Und ich hab all das ertragen, die ganze Schulzeit über. Es war die Hölle für mich. Ich war so jung und naiv, ich konnte aber auch mit niemandem darüber reden. Ich dachte wirklich mit mir ist was nicht richtig, also hab ich das Mobbing still ertragen, weil ich dachte ich bin der einzige Mensch der so denkt.

Diese Menschen von damals haben mir Dinge angetan.haben meine Psyche auf eine so scheußliche Art und Weise zerstört.Ich leide heute noch darunter.sobald mich jemand anschaut, egal ob im Bus, im Zug beim Einkaufen, ich habe sofort das Gefühl ich werde von den Leute beurteilt. Und dass sie sofort etwas schlechtes über mich denken. Ich habe Angst Kontakte zu knüpfen und mich zu öffnen, ich will nicht nochmal so verletzt werden.
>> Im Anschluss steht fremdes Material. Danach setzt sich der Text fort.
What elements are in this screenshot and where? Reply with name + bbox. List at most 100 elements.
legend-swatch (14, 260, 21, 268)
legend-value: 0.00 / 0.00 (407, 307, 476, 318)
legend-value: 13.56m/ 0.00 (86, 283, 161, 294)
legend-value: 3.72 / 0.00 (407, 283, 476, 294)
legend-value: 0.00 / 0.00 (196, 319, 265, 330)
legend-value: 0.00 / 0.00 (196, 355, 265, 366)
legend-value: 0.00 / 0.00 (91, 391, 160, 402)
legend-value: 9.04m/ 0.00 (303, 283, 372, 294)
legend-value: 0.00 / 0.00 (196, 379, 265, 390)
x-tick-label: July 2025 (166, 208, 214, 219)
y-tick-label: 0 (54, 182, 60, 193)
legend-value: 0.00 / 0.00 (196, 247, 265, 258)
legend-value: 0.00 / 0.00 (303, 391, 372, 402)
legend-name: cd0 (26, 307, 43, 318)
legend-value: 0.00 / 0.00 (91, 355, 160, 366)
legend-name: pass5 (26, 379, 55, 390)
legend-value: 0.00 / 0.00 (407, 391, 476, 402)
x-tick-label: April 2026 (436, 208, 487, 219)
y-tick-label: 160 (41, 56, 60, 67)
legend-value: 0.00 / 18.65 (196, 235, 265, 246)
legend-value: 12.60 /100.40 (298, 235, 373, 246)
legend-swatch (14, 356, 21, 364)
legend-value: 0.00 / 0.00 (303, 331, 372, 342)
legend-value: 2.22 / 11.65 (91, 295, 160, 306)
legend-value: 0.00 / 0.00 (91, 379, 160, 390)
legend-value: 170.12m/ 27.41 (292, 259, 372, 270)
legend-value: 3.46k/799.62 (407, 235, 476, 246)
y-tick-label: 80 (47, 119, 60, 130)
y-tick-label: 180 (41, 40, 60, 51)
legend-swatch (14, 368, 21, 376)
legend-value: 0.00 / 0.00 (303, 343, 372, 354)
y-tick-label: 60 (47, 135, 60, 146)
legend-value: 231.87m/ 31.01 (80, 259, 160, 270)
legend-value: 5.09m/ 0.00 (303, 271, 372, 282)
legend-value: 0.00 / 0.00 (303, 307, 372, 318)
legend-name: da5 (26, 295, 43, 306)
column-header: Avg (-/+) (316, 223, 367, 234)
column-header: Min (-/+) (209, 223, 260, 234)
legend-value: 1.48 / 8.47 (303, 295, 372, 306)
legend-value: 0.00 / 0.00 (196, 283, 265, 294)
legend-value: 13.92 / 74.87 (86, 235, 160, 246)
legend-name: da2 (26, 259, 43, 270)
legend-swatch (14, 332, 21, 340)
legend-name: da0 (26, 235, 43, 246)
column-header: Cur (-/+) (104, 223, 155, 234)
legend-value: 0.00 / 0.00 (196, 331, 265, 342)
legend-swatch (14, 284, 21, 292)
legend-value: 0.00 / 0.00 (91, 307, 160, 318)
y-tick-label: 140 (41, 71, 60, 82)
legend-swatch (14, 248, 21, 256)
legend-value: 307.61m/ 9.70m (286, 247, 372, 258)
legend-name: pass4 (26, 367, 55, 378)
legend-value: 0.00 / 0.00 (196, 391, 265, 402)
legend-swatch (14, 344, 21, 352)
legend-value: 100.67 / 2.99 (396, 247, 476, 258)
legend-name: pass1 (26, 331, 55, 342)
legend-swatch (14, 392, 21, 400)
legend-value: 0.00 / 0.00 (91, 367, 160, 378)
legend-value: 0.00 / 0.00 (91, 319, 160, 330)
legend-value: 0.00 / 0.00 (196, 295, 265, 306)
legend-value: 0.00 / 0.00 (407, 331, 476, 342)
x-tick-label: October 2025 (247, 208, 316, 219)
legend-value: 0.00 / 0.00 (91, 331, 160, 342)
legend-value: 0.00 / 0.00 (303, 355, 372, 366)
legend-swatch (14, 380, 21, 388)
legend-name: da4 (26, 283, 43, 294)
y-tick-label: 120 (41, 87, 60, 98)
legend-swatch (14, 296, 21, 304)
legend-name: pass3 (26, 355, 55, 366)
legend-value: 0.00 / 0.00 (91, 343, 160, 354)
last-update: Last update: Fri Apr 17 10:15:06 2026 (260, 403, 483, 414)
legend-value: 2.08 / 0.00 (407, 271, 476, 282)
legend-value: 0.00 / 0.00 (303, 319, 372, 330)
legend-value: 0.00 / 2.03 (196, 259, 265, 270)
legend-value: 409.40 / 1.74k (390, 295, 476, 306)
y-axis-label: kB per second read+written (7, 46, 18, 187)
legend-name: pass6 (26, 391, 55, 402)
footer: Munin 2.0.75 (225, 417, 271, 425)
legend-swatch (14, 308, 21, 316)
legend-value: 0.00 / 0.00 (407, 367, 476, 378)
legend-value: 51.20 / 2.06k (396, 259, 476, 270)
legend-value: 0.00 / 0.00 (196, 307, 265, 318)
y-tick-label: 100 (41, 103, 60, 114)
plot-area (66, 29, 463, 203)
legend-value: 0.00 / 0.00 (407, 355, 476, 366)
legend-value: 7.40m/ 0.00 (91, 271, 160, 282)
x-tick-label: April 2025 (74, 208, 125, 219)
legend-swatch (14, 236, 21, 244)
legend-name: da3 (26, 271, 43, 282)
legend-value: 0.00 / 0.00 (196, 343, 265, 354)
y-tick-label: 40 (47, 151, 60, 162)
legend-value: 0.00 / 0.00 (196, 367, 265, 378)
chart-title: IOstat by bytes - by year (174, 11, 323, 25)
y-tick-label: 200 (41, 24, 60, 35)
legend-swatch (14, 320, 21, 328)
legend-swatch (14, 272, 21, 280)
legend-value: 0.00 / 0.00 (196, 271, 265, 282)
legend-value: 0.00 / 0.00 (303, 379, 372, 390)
Ich frage mich immer, wer ich heute wäre, wenn das damals alles nicht passiert wäre.
Und dass Lehrer weg schauen kenne ich nur zu gut! Ich bin sicher ALLE Lehrer damals wussten dass ich gemobbt werde, aber es war ihnen schlichtweg egal, so kommt es mir vor. Sie haben nichts getan um mir zu helfen, weggeschaut, sich taub gestellt.
Eine Lehrerin meinte mal zu mir: "Ich weiß gar nicht warum du überhaupt hier bist, bist doch eh nur ein Stuhlwärmer". Das hat wirklich gesessen.Ein anderer Lehrer meinte mal, als es um das Thema Amokläufe an Schule geht zu mir: "Ja du bist hier für uns ein potentieller Amokläufer". Damals hab ich das nicht verstanden, oder die Aussage verdrängt. Aber wenn ich heute darüber nachdenke bin ich unglaublich wütend! 1. Hielten sie mich für einen potentiellen Amokläufer!? Wieso haben sie dann nichts dagegen unternommen? Was wäre denn gewesen wenn ich plötzlich Amok gelaufen wäre? 2. Ich hatte niemals den Gedanken Amok zu laufen. Niemals. Ich war viel zu eingeschüchtert um auch nur daran zu denken auch nur einem dieser Menschen etwas anzutun. Ich war einfach nur froh wenn ich diese Leute nicht mehr sehen musste.

Ich kann bis heute kein gutes Haar an dieser Schule lassen. Das war für mich nur ein Ort der Trauer, Einsamkeit und dem ständigen Gefühl der Aussenseiter zu sein und dort nicht erwünscht zu sein.Ich weiß bis heute nicht wirklich wie ich das überlebt habe.
Dass man die Schule wechseln konnte, wusste ich damals noch nicht, habe ich erst Jahre später erfahren als ich die Schule schon abgeschlossen hatte. Ich war mit meinem Problemen und Gefühlen damals komplett alleine. Das hat meiner Psyche immens zugesetzt.